In 1969, Barry and Maurice Gibb performed an acoustic version with their sister Lesley, in a BBC Two special, made during the period when Robin Gibb had left the group to pursue a solo career.

They re-recorded the song on September 30, 1970 (by which time Robin had rejoined the group), during sessions for 2 Years On on the same day as "Every Second, Every Minute", "The First Mistake I Made", and the unreleased "Don't Forget Me Ida". This recording did not make the album but gave the song a whole new audience when used on the soundtrack of the 1971 film Melody along with other Bee Gees songs. Its first inclusion on a Bee Gees album was the compilation Best of Bee Gees Vol. 2 in 1973 and it subsequently appeared on the Tales from the Brothers Gibb box set. Throughout their career, the Bee Gees performed the song live on many occasions, most notably at the One Night Only concert in Las Vegas in 1997.

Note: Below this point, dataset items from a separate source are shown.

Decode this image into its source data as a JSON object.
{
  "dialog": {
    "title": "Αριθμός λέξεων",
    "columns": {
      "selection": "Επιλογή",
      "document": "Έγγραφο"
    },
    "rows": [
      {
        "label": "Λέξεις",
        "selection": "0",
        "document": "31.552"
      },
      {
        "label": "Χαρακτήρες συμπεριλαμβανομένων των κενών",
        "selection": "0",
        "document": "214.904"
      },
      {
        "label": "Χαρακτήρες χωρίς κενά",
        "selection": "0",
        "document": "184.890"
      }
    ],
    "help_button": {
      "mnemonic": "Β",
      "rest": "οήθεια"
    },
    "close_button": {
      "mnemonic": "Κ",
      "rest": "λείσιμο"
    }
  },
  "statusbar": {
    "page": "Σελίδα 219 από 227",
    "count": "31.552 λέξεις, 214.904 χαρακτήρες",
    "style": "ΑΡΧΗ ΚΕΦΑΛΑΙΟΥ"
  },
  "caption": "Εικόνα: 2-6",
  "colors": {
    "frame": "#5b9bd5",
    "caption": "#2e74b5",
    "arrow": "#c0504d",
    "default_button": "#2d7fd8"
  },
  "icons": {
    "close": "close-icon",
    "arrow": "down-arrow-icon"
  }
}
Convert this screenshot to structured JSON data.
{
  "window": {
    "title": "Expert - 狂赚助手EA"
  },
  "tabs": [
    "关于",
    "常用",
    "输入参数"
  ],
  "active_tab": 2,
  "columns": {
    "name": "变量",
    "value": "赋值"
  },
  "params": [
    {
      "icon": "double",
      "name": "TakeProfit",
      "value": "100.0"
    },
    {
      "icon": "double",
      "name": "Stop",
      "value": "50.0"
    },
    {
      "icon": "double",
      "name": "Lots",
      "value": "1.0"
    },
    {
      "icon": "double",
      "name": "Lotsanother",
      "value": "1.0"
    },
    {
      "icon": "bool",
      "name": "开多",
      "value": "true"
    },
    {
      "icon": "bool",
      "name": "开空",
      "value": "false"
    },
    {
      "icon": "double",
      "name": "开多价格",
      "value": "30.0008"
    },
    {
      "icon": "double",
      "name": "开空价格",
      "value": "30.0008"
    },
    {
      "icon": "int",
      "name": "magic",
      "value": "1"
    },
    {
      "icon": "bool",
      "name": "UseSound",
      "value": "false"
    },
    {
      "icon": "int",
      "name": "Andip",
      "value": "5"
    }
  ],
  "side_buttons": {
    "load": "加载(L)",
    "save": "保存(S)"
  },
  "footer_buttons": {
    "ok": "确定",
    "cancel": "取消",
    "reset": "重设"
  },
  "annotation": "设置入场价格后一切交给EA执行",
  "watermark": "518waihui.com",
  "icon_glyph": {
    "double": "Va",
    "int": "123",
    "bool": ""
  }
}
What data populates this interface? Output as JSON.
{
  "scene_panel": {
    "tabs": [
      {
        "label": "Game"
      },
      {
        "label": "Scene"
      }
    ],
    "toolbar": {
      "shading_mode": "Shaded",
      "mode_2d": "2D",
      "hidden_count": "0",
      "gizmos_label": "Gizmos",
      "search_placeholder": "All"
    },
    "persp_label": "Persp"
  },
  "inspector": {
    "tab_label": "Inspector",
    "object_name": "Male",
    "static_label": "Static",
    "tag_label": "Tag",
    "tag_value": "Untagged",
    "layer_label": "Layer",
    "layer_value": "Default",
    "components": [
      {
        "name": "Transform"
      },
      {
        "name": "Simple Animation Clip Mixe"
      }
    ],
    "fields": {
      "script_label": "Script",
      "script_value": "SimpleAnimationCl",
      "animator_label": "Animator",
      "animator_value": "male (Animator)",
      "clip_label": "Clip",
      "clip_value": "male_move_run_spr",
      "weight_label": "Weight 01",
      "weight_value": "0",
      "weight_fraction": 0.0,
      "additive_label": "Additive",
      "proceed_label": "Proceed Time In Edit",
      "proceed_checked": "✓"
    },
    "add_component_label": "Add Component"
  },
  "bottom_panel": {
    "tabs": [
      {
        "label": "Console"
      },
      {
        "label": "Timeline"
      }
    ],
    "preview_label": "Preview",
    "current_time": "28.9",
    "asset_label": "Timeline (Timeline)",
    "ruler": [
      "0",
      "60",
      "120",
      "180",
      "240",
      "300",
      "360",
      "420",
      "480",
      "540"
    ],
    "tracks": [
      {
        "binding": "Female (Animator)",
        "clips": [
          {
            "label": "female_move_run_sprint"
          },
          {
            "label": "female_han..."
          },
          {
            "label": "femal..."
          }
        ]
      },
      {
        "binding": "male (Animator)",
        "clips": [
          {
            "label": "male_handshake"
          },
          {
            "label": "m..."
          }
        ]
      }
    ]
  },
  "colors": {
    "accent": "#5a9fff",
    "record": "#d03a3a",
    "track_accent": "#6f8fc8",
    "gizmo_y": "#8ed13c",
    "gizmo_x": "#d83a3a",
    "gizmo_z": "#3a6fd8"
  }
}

==Esther & Abi Ofarim version==
Israeli duo Esther & Abi Ofarim recorded the song in 1967. Although they had been recording for many years, this song was their first UK release. It was released as a single on Philips Records in September 1967, and became a hit single in Germany, reaching No. 2, and it peaked at No. 9 in Austria. The B-side, "Garden of My Home", was written by all three Gibb brothers. Both tracks were produced by Robert Stigwood with orchestral arrangement by Phil Dennys (who also arranged some songs on Bee Gees' 1st). The single was released in mono and the song also appeared on the Ofarims' album 2 in 3.

== Other covers ==
- Nina Simone recorded a version of the song for her 1968 album 'Nuff Said! This version was recorded in the studio but applause was later added to give the effect of a live recording, following the theme of the rest of the album. The album also included a live cover version of the Bee Gees track "Please Read Me".
- Also in 1968, Mary Hopkin did a bilingual English/Welsh version of "Morning of my life".
- Andy Gibb recorded this song in 1980, while recording songs for his compilation Andy Gibb's Greatest Hits including "Time Is Time", "Me (Without You)", and a cover version of "Will You Love Me Tomorrow" with P.P. Arnold. His version of "Morning of my Life" was not released.
- Baptist Generals have included a version of this song on their 2013 album Jackleg Devotional to the Heart.
- Vera Lynn released a recording on her 1972 album Unforgettable Songs.
- Jennifer Warnes released a recording on her 1972 album Jennifer.
- John Holt covered the song on his 1973 reggae album 1000 Volts of Holt.
- Emmy award-winning Faith Rivera released a ukulele version of the song on her 2005 album Suncatcher.
- David Gray, a British singer-songwriter, released the song on his 2007 live album A Thousand Miles Behind.
- Sabrina Starke, a Dutch singer, released a single version in 2014.
- Fleet Foxes covered this song for Record Store Day 2018, backing a choral version of their song "Crack-Up". They subsequently covered the song on their live albums A Very Lonely Solstice in 2020 and Live on Boston Harbor in 2024.
- The Bluegrass 45 released a bluegrass version as the title song of the 1973 LP In the Morning (Rebel SLP 1516).